Newcastle Entertainment Centre
Saturday July 19, 2014 :
As a young woman the same age at the songstress, I understand her short set. But as a fan and a (maybe not-so) wild teen, it was too short for an $80 show. For a 17 year old girl at the end of her months of touring was she glad to be home? Maybe not.
The performance was awesome, and I use that word with its strict definition. Opening with ‘Glory and Gore’ alone on the stage, the solo artist had the audience watching in awe as she disappeared into her own little musical world. With the revealing of a mere two back-up musicians behind a black curtain, she danced like every 17 year old girl on a stage in front of hundreds would dance, a mixture of rave and awkward-bedroom dancing.

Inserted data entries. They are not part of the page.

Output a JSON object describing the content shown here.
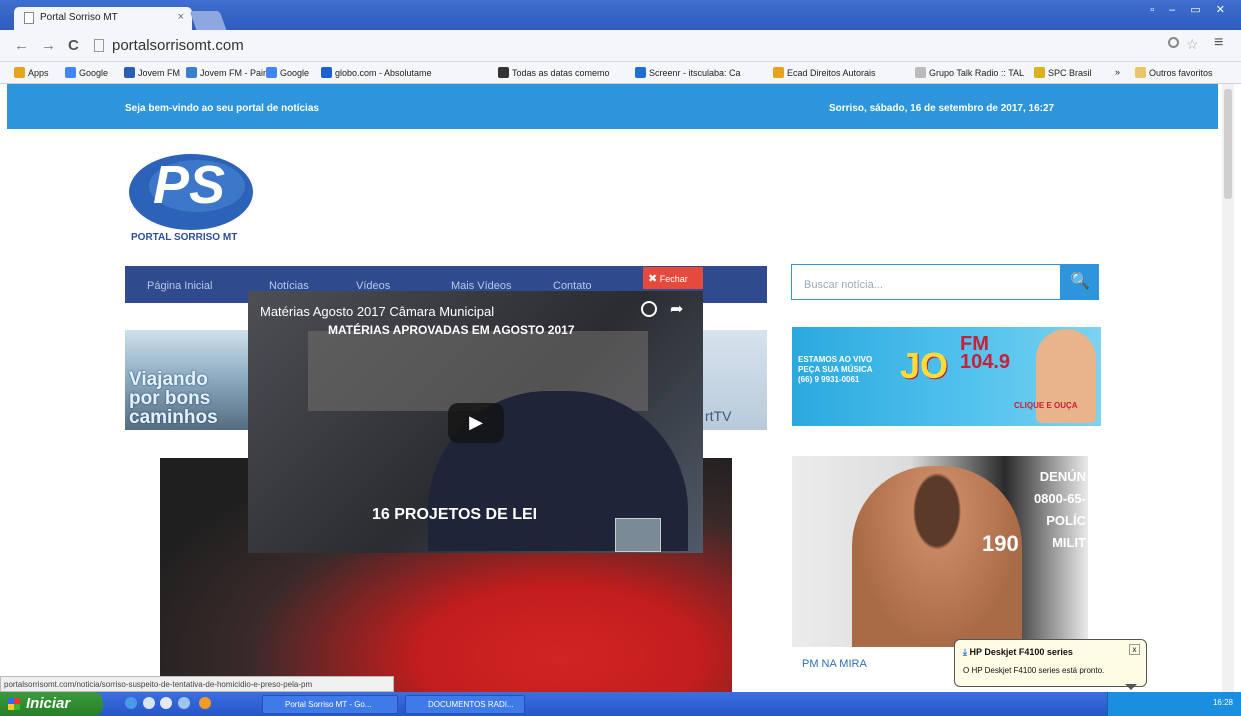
{
  "browser": {
    "tab_title": "Portal Sorriso MT",
    "tab_close": "×",
    "window_controls": "▫ ‒ ▭ ✕",
    "back": "←",
    "forward": "→",
    "reload": "C",
    "url": "portalsorrisomt.com",
    "menu_icon": "≡",
    "bookmarks": [
      {
        "label": "Apps",
        "color": "#e5a41b"
      },
      {
        "label": "Google",
        "color": "#4285f4"
      },
      {
        "label": "Jovem FM",
        "color": "#2a5fb8"
      },
      {
        "label": "Jovem FM - Painel",
        "color": "#3b7fd0"
      },
      {
        "label": "Google",
        "color": "#4285f4"
      },
      {
        "label": "globo.com - Absolutame",
        "color": "#1f5fd4"
      },
      {
        "label": "Todas as datas comemo",
        "color": "#333333"
      },
      {
        "label": "Screenr - itsculaba: Ca",
        "color": "#1f6fd4"
      },
      {
        "label": "Ecad Direitos Autorais",
        "color": "#e5a41b"
      },
      {
        "label": "Grupo Talk Radio :: TAL",
        "color": "#bbbbbb"
      },
      {
        "label": "SPC Brasil",
        "color": "#d9b21c"
      }
    ],
    "bookmarks_overflow": "»",
    "other_bookmarks": "Outros favoritos"
  },
  "site": {
    "welcome": "Seja bem-vindo ao seu portal de notícias",
    "datetime": "Sorriso, sábado, 16 de setembro de 2017, 16:27",
    "logo_letters": "PS",
    "logo_text": "PORTAL SORRISO MT",
    "menu": [
      "Página Inicial",
      "Notícias",
      "Vídeos",
      "Mais Vídeos",
      "Contato"
    ],
    "search_placeholder": "Buscar notícia...",
    "ad_left_text": "Viajando\npor bons\ncaminhos",
    "ad_right_text": "rtTV",
    "radio_ad": {
      "line1": "ESTAMOS AO VIVO\nPEÇA SUA MÚSICA\n(66) 9 9931-0061",
      "brand": "JO",
      "fm": "FM\n104.9",
      "cta": "CLIQUE E OUÇA"
    },
    "police_image_text": "DENÚN\n0800-65-\nPOLÍC\nMILIT",
    "police_image_number": "190",
    "news_link": "PM NA MIRA"
  },
  "video": {
    "title": "Matérias Agosto 2017 Câmara Municipal",
    "subtitle": "MATÉRIAS APROVADAS EM AGOSTO 2017",
    "caption": "16 PROJETOS DE LEI",
    "play": "▶",
    "share": "➦",
    "close": "Fechar",
    "close_icon": "✖"
  },
  "status_url": "portalsorrisomt.com/noticia/sorriso-suspeito-de-tentativa-de-homicidio-e-preso-pela-pm",
  "notification": {
    "title": "HP Deskjet F4100 series",
    "message": "O HP Deskjet F4100 series está pronto.",
    "close": "x"
  },
  "taskbar": {
    "start": "Iniciar",
    "tasks": [
      "Portal Sorriso MT - Go...",
      "DOCUMENTOS RADI..."
    ],
    "clock": "16:28"
  }
}
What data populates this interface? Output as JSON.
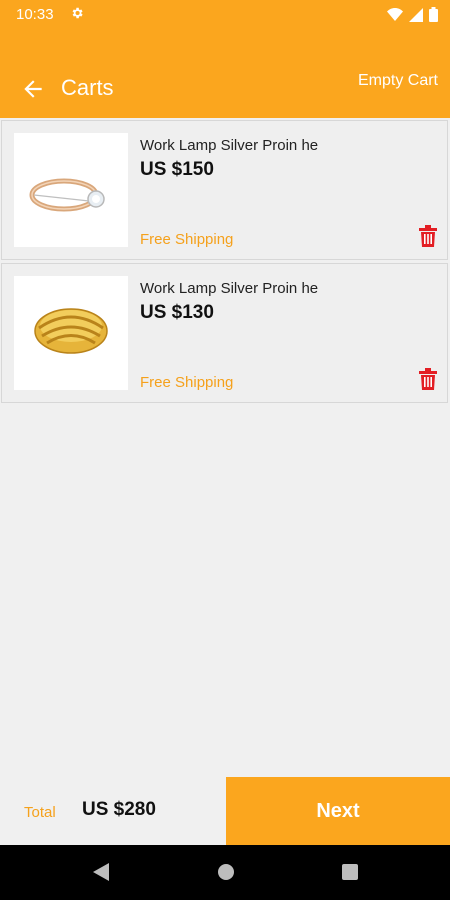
{
  "status": {
    "time": "10:33"
  },
  "header": {
    "title": "Carts",
    "empty_label": "Empty Cart"
  },
  "cart": {
    "items": [
      {
        "name": "Work Lamp Silver Proin he",
        "price": "US $150",
        "shipping": "Free Shipping"
      },
      {
        "name": "Work Lamp Silver Proin he",
        "price": "US $130",
        "shipping": "Free Shipping"
      }
    ]
  },
  "footer": {
    "total_label": "Total",
    "total_value": "US $280",
    "next_label": "Next"
  },
  "colors": {
    "accent": "#fba61e",
    "shipping_text": "#f5a11c",
    "delete": "#e31e24"
  }
}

A costume change and two confetti cannons later, Lorde had exhausted the tracks from her album Pure Heroine and left the audience amazed, but I’d be lying if I didn’t say a little disappointed. Performance, sound and environment-wise, the show was spot on. But length-wise?
Perhaps the performance would have been more appropriate in a quaint bar or university stage for the eclectic tribe of teenagers. The fame caught Lorde quickly, maybe before she was quite ready, both material and endurance-wise, to handle it all. Despite it all, Lorde sung her audience into a musical daze and the performance left us itching for more.